After the War of 1812, America’s economy experienced a growth in industrial manufacturing. This boost created uneven tensions between the northern and southern states and required a balance of agriculture in the south, manufacturing in the north, and commerce along the coast. The nation’s financial system could not help balance this problem as it was, because it had a lack of money and made it hard for citizens to get loans without a standard currency between states. The nation’s commercial system also struggled because of a British blockade that slowed American trade.
The leader of American nationalists, Henry Clay, proposed an idea to help this problem. Clay proposed what he called The American System, which involved the establishment of a national bank and transport system as well as protective tariffs to protect American trade. Henry’s tariff, the Tariff of 1816, was enacted as a response to a flood of British-made goods in the American markets. The British, who could mass produce, were able to make products at a cheaper cost than that of American companies. The tariff, supported by northern industrial manufacturers, placed a 20% duty of most imported factory goods. The tariff was opposed by Southerners, who were being forced to pay more for goods because of a tariff they believed was only protecting Northerners.

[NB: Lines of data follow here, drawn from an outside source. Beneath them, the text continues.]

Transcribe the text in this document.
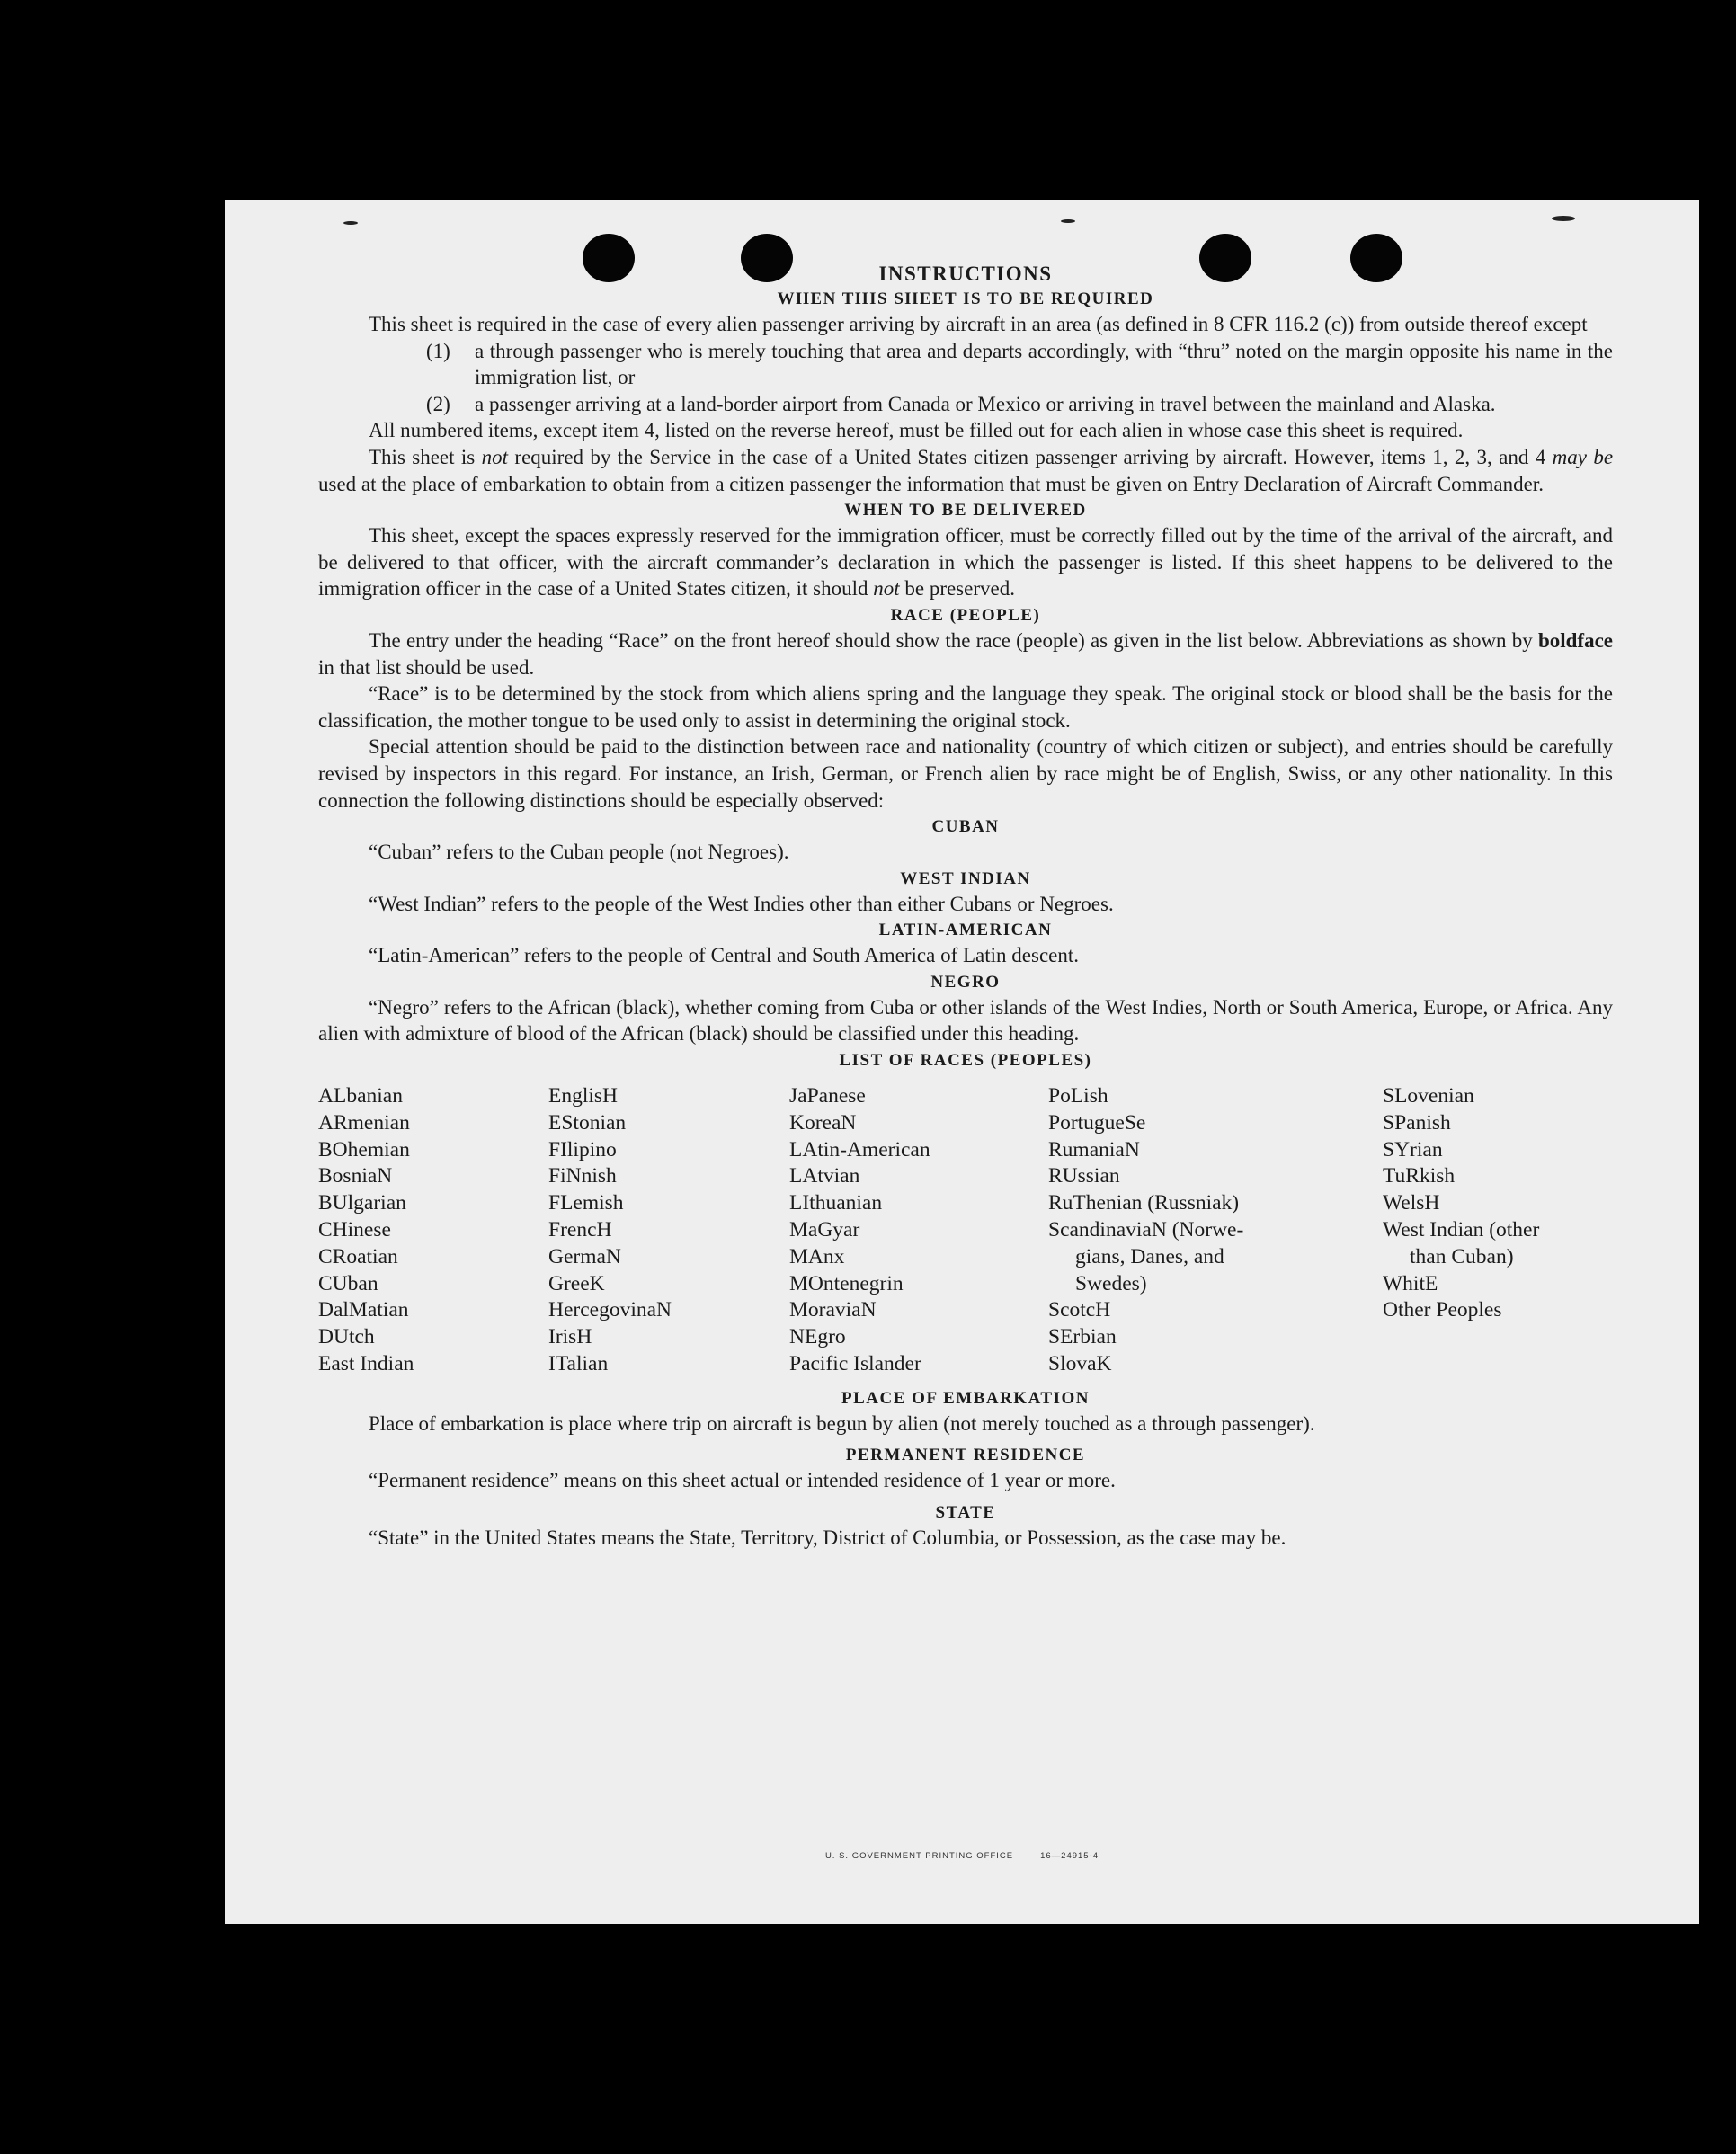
INSTRUCTIONS
WHEN THIS SHEET IS TO BE REQUIRED

This sheet is required in the case of every alien passenger arriving by aircraft in an area (as defined in 8 CFR 116.2 (c)) from outside thereof except

(1)	a through passenger who is merely touching that area and departs accordingly, with “thru” noted on the margin opposite his name in the immigration list, or
(2)	a passenger arriving at a land-border airport from Canada or Mexico or arriving in travel between the mainland and Alaska.

All numbered items, except item 4, listed on the reverse hereof, must be filled out for each alien in whose case this sheet is required.

This sheet is not required by the Service in the case of a United States citizen passenger arriving by aircraft. However, items 1, 2, 3, and 4 may be used at the place of embarkation to obtain from a citizen passenger the information that must be given on Entry Declaration of Aircraft Commander.

WHEN TO BE DELIVERED

This sheet, except the spaces expressly reserved for the immigration officer, must be correctly filled out by the time of the arrival of the aircraft, and be delivered to that officer, with the aircraft commander’s declaration in which the passenger is listed. If this sheet happens to be delivered to the immigration officer in the case of a United States citizen, it should not be preserved.

RACE (PEOPLE)

The entry under the heading “Race” on the front hereof should show the race (people) as given in the list below. Abbreviations as shown by boldface in that list should be used.

“Race” is to be determined by the stock from which aliens spring and the language they speak. The original stock or blood shall be the basis for the classification, the mother tongue to be used only to assist in determining the original stock.

Special attention should be paid to the distinction between race and nationality (country of which citizen or subject), and entries should be carefully revised by inspectors in this regard. For instance, an Irish, German, or French alien by race might be of English, Swiss, or any other nationality. In this connection the following distinctions should be especially observed:

CUBAN

“Cuban” refers to the Cuban people (not Negroes).

WEST INDIAN

“West Indian” refers to the people of the West Indies other than either Cubans or Negroes.

LATIN-AMERICAN

“Latin-American” refers to the people of Central and South America of Latin descent.

NEGRO

“Negro” refers to the African (black), whether coming from Cuba or other islands of the West Indies, North or South America, Europe, or Africa. Any alien with admixture of blood of the African (black) should be classified under this heading.

LIST OF RACES (PEOPLES)
ALbanian
ARmenian
BOhemian
BosniaN
BUlgarian
CHinese
CRoatian
CUban
DalMatian
DUtch
East Indian
EnglisH
EStonian
FIlipino
FiNnish
FLemish
FrencH
GermaN
GreeK
HercegovinaN
IrisH
ITalian
JaPanese
KoreaN
LAtin-American
LAtvian
LIthuanian
MaGyar
MAnx
MOntenegrin
MoraviaN
NEgro
Pacific Islander
PoLish
PortugueSe
RumaniaN
RUssian
RuThenian (Russniak)
ScandinaviaN (Norwe-
gians, Danes, and
Swedes)
ScotcH
SErbian
SlovaK
SLovenian
SPanish
SYrian
TuRkish
WelsH
West Indian (other
than Cuban)
WhitE
Other Peoples
PLACE OF EMBARKATION

Place of embarkation is place where trip on aircraft is begun by alien (not merely touched as a through passenger).

PERMANENT RESIDENCE

“Permanent residence” means on this sheet actual or intended residence of 1 year or more.

STATE

“State” in the United States means the State, Territory, District of Columbia, or Possession, as the case may be.

U. S. GOVERNMENT PRINTING OFFICE	16—24915-4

Following suite in Clay’s American System, John Calhoun proposed a bill to fund a national system of roads and canals in an attempt to establish a national transportation system. The construction, which began in 1815 as The Cumberland to replace old, unusable roads, angered southerners because many thought it was a waste of time and the federal budget, and that the government overstepped its federal powers. With the expansion of the national road system, new land to the west was easier to access and was occupied by settlers. A problem was caused by the settlement of new territory, because admittance of any new states into the union would upset the balance of equal number of free northern states and slave-holding southern states. The territory of Missouri increased the debate over the issue of slavery, because neither the North nor the South wanted to give power to its counterpart. In 1820, a negotiation was put out to deal with the issue of slavery. Under the Missouri Compromise of 1820, Missouri would enter the union as a slave state at the expense of slavery being banned from the rest of the Louisiana Purchase obtained during Thomas Jefferson’s presidential term. The compromise served to keep the balance of slave-holding and free states in the United States Senate and kept the balance of America’s economy during its period of growth.
Notes taken from college-level lectures.